ECLI:NL:RVS:2013:183

Raad van State

Datum uitspraak
3 juli 2013
Publicatiedatum
10 juli 2013
Zaaknummer
201200070/1/V4
Instantie
Raad van State
Type
Uitspraak
Rechtsgebied
Bestuursrecht; Vreemdelingenrecht
Procedures
  • Hoger beroep
Rechters
Vindplaatsen
  • Rechtspraak.nl
AI samenvatting door LexboostAutomatisch gegenereerd

Hoger beroep vreemdeling tegen afwijzing verblijfsvergunning door staatssecretaris van Justitie

In deze zaak gaat het om het hoger beroep van een vreemdeling tegen de afwijzing van zijn aanvraag voor een verblijfsvergunning regulier voor bepaalde tijd door de staatssecretaris van Justitie. De aanvraag werd op 22 februari 2010 afgewezen, waarna de vreemdeling bezwaar maakte. De minister voor Immigratie en Asiel verklaarde dit bezwaar ongegrond op 22 april 2011. De rechtbank 's-Gravenhage, nevenzittingsplaats Zutphen, verklaarde het beroep van de vreemdeling op 20 december 2011 ongegrond.
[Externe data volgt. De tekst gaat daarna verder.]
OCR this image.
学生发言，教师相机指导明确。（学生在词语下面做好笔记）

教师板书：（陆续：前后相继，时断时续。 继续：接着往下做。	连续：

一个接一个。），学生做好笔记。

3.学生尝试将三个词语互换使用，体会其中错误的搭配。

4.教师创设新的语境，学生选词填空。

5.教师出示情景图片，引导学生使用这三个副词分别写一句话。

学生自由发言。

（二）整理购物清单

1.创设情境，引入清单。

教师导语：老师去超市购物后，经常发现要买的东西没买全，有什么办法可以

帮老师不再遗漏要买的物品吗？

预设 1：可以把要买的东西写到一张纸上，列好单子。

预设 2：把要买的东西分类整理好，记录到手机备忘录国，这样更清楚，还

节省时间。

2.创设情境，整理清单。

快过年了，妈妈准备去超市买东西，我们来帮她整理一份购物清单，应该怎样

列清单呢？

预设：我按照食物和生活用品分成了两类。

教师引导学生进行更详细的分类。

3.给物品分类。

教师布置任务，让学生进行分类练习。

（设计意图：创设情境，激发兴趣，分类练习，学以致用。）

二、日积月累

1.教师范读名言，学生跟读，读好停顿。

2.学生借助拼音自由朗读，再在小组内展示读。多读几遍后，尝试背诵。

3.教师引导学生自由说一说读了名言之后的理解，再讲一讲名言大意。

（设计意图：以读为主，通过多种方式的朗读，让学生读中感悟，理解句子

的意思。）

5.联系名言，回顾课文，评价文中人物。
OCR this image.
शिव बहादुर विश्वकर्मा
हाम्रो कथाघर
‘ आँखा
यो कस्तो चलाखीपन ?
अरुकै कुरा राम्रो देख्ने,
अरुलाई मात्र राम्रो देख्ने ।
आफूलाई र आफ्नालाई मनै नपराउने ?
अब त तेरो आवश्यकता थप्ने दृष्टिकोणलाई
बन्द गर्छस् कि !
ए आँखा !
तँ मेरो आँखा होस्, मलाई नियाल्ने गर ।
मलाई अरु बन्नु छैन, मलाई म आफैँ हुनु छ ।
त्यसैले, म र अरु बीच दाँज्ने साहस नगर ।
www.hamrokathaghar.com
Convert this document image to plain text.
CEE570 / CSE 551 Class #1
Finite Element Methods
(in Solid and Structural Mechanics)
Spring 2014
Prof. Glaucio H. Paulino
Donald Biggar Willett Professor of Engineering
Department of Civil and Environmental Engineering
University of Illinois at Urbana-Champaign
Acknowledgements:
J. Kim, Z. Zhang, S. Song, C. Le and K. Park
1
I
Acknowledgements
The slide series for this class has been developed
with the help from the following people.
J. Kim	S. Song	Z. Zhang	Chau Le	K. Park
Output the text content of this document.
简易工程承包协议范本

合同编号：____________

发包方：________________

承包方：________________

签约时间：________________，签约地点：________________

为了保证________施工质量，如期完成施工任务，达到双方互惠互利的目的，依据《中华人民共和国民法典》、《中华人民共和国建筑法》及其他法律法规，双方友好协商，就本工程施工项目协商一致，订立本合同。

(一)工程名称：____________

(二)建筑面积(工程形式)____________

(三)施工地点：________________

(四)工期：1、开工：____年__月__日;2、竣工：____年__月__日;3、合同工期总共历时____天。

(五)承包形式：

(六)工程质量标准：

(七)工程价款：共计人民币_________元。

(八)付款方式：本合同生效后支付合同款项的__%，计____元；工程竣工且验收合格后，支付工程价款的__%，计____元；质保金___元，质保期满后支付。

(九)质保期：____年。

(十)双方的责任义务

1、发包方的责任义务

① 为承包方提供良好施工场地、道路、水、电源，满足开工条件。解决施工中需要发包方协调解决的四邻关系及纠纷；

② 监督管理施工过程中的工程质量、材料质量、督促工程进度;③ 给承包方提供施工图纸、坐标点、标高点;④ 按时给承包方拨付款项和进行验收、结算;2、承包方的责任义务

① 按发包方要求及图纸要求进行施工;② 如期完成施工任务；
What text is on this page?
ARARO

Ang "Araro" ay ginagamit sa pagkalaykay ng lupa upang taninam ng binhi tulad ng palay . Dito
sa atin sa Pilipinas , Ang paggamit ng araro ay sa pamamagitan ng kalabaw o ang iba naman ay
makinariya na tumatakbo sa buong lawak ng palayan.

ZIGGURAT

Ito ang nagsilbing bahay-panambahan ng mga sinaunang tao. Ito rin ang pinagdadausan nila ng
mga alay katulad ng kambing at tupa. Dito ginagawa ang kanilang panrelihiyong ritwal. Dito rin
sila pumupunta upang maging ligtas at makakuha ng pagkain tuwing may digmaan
De vreemdeling ging in hoger beroep tegen deze uitspraak.

De vreemdeling betoogde dat de rechtbank ten onrechte had overwogen dat hij niet voldeed aan de vereisten van het buitenschuldbeleid. Hij stelde dat hij al het mogelijke had gedaan om zijn identiteit en nationaliteit aan te tonen, maar dat de Iraanse autoriteiten niet meewerkten aan zijn terugkeer. De staatssecretaris had in eerdere besluiten aangegeven dat er twijfels bestonden over de identiteit en nationaliteit van de vreemdeling, wat leidde tot de afwijzing van zijn aanvraag.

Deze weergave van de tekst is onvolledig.